Le président Vladimir Poutine a appelé mercredi au «bon sens» dans la crise créée par l'empoisonnement de l'ex-espion russe Sergueï Skripal, dont s'accusent mutuellement Londres et Moscou, qui se sont retrouvés face à face à une réunion internationale sur les armes chimiques à La Haye.

Les 41 États membres du conseil exécutif de l'Organisation pour l'interdiction des armes chimiques (OIAC) étaient réunis à huis clos pour discuter de cette affaire, à l'origine des pires tensions Est-Ouest depuis la Guerre froide et d'une vague sans précédent d'expulsions croisées de diplomates.

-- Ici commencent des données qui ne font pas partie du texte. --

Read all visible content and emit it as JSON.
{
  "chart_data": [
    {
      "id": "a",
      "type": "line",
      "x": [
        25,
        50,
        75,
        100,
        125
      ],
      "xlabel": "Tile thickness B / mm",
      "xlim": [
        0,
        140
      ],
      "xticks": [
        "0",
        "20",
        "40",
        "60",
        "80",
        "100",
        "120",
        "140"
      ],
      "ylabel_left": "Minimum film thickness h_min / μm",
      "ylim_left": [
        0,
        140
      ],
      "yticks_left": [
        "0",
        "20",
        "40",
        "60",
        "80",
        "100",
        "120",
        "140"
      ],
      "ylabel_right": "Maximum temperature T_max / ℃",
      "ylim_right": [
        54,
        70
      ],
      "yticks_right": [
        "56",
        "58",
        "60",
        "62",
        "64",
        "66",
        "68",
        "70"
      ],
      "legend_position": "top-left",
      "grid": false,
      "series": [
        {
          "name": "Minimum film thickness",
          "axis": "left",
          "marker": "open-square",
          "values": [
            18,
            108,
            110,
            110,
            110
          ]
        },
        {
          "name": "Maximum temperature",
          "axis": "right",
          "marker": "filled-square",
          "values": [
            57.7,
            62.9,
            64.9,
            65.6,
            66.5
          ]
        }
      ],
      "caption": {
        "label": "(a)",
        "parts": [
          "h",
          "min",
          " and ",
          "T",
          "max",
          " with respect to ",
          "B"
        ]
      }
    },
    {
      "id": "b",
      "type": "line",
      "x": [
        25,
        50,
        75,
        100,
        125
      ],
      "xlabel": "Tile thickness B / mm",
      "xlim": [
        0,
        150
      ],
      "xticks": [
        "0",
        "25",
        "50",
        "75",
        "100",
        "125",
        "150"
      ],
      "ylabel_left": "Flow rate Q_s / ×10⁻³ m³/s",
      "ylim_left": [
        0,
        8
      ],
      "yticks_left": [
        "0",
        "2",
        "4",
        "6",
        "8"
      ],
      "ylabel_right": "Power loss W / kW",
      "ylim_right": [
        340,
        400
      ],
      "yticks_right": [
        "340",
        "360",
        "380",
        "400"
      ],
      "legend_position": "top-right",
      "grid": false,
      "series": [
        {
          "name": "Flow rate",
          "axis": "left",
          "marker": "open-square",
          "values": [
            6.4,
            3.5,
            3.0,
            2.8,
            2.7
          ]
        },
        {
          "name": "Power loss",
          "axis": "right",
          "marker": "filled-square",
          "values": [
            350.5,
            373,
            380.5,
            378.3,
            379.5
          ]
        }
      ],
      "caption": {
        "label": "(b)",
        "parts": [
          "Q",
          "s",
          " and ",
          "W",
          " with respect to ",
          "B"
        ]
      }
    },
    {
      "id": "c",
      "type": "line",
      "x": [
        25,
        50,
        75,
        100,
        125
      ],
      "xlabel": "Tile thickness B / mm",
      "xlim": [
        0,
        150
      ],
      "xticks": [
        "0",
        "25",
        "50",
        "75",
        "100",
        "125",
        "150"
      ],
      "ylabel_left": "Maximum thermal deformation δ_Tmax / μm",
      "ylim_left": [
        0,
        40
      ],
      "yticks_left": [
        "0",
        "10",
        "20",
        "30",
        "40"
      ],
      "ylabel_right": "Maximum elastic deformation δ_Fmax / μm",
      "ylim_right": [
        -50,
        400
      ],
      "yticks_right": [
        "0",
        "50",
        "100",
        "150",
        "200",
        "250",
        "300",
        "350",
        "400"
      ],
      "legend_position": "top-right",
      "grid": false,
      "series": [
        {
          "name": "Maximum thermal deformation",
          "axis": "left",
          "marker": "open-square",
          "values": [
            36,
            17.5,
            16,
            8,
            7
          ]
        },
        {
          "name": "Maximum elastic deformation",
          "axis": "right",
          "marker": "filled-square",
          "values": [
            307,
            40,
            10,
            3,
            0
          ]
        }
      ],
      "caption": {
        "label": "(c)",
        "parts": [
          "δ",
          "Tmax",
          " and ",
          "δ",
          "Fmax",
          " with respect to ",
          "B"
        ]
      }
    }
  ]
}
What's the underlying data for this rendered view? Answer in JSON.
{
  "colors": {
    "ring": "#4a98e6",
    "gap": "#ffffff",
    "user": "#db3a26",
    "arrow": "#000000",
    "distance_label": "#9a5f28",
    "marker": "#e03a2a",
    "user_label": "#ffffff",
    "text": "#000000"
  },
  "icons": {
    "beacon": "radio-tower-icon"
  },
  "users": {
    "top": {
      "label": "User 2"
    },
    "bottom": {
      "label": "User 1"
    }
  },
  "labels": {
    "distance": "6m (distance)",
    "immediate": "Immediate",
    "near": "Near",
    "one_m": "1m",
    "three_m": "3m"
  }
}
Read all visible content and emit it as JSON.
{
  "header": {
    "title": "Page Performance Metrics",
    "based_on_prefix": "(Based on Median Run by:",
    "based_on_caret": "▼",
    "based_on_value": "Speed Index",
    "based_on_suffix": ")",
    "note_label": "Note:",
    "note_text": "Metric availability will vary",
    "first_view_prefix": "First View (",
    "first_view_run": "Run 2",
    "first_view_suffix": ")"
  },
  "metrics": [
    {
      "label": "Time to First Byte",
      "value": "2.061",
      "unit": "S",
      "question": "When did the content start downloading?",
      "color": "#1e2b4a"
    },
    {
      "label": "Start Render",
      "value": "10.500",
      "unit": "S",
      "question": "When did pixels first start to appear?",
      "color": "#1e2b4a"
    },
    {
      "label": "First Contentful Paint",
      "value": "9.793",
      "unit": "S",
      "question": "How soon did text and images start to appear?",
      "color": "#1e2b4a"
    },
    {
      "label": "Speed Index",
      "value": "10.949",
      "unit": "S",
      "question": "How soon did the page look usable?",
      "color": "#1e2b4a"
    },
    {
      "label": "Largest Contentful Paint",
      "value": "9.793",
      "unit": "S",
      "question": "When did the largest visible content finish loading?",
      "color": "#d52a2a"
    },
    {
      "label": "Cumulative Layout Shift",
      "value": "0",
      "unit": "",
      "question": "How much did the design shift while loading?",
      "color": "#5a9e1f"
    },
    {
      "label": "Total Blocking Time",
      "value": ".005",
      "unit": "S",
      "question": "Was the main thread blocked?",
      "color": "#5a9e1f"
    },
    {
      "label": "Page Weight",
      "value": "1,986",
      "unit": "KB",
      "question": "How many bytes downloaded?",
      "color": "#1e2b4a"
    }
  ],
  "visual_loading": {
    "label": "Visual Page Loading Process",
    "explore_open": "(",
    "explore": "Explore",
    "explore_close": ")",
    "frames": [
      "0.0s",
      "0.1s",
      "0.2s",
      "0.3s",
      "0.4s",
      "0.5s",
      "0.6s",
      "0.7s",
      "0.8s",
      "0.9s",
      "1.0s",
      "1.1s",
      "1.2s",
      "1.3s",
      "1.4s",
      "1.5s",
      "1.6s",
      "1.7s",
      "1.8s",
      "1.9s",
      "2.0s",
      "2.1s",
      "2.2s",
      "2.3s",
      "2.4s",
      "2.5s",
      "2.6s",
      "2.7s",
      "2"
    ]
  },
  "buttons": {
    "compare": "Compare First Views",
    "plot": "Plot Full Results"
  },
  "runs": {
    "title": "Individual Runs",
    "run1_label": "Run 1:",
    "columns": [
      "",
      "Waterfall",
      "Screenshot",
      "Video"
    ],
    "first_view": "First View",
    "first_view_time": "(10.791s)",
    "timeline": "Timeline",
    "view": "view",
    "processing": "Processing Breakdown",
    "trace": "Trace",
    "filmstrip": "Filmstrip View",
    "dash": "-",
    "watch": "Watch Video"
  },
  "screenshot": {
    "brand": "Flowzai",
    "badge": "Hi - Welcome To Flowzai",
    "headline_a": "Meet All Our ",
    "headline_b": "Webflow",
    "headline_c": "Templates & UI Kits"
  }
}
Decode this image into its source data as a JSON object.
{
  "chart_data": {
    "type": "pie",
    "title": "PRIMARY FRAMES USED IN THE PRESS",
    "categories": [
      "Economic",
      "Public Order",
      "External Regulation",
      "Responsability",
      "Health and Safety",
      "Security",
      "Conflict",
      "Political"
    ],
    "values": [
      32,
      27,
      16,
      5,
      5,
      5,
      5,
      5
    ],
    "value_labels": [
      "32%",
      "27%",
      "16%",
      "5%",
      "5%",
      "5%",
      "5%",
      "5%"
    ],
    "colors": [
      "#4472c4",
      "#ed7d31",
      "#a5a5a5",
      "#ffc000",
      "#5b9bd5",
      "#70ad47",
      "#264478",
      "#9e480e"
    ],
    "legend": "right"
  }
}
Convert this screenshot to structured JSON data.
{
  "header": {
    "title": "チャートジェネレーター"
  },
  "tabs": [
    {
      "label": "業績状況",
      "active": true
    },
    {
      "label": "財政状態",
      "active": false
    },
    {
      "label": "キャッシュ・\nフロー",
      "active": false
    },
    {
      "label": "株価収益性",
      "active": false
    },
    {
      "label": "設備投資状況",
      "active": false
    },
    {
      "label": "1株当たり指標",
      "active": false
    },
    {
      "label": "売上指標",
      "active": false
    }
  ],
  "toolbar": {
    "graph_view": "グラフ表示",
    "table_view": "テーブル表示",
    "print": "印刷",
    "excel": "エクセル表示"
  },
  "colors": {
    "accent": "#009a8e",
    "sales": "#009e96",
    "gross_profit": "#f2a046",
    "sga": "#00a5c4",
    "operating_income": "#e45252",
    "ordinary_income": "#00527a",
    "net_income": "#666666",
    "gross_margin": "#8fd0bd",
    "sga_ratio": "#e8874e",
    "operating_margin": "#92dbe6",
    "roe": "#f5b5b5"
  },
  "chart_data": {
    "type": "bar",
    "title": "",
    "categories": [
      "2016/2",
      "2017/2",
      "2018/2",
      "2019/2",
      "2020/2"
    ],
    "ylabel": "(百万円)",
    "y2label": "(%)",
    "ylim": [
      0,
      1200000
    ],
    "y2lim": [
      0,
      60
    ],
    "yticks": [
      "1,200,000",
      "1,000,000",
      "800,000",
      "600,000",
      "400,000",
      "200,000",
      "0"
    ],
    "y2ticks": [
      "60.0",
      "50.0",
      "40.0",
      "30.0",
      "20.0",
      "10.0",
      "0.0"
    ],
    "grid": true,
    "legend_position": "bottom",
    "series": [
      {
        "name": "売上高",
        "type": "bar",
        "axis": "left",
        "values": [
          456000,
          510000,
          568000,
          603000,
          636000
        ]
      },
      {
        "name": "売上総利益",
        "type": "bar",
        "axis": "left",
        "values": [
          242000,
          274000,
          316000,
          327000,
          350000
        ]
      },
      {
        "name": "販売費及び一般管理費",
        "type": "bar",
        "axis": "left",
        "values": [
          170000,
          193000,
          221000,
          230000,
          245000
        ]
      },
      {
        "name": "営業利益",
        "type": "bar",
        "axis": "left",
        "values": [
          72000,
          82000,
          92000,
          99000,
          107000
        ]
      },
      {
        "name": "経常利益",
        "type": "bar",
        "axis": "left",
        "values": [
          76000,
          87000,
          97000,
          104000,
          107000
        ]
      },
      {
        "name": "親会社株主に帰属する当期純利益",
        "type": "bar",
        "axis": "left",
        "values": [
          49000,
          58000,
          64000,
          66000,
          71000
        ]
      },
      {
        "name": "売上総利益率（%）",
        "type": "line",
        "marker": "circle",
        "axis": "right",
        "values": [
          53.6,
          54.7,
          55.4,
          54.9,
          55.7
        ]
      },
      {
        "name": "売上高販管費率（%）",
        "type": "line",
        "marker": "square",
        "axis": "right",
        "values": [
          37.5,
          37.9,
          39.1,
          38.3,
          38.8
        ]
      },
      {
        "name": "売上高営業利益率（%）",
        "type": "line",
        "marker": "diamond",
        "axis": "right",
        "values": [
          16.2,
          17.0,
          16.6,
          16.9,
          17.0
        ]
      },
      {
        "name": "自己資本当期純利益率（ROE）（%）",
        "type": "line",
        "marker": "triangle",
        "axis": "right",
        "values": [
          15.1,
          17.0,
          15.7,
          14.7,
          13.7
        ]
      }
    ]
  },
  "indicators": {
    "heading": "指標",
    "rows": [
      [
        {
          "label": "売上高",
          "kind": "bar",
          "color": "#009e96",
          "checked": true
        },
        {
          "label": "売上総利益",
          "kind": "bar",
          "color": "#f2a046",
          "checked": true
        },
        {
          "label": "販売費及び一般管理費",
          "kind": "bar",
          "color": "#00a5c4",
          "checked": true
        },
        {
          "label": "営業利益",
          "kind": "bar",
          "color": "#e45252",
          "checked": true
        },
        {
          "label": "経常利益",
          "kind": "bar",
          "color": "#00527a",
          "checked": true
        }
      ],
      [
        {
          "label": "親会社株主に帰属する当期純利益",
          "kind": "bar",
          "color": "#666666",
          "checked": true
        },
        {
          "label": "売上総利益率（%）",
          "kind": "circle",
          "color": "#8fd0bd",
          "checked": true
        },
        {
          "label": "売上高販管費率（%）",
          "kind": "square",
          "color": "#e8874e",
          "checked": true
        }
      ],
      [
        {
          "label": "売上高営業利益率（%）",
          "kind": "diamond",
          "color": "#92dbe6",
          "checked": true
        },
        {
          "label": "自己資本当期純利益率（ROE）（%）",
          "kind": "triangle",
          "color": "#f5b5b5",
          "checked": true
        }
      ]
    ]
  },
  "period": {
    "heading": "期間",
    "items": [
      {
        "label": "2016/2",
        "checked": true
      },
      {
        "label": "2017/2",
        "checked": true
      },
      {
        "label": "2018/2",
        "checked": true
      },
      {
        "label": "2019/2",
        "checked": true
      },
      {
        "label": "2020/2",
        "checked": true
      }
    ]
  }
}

«Nous attendons que le bon sens l'emporte et ce qu'on arrête d'infliger cet immense préjudice aux relations internationales», a plaidé Vladimir Poutine à l'issue d'un sommet à Ankara sur la Syrie avec ses homologues turc et iranien.

M. Poutine, qui dénonce une «campagne antirusse», avait déjà indiqué espérer que la réunion de l'OIAC mette un «point final» à cette confrontation.

La porte-parole de la diplomatie russe, Maria Zakharova, a pour sa part précisé que Moscou avait demandé cette rencontre face aux «actions provocatrices de la Grande-Bretagne», qui «sur la base de ses accusations a provoqué le plus grand scandale diplomatique de l'Histoire récente».

Elle a assuré que Moscou était néanmoins prêt à coopérer avec Londres dans l'enquête sur cet empoisonnement, «tant au niveau bilatéral que dans le cadre de l'OIAC».

Quelques jours après l'empoisonnement de Sergueï Skripal et de sa fille Ioulia, survenu le 4 mars à Salisbury, la cheffe du gouvernement britannique Theresa May avait mis en cause Moscou, estimant qu'il s'agissait de «la seule explication plausible».

La Russie, qui clame son innocence depuis le début, s'estime renforcée par les déclarations du laboratoire britannique ayant analysé la substance utilisée contre l'ex-espion. Ce dernier l'a identifié comme étant du Novitchok, un agent innervant de type militaire dont l'origine serait un laboratoire soviétique, mais a reconnu ne pas avoir de preuve qu'elle provenait de Russie.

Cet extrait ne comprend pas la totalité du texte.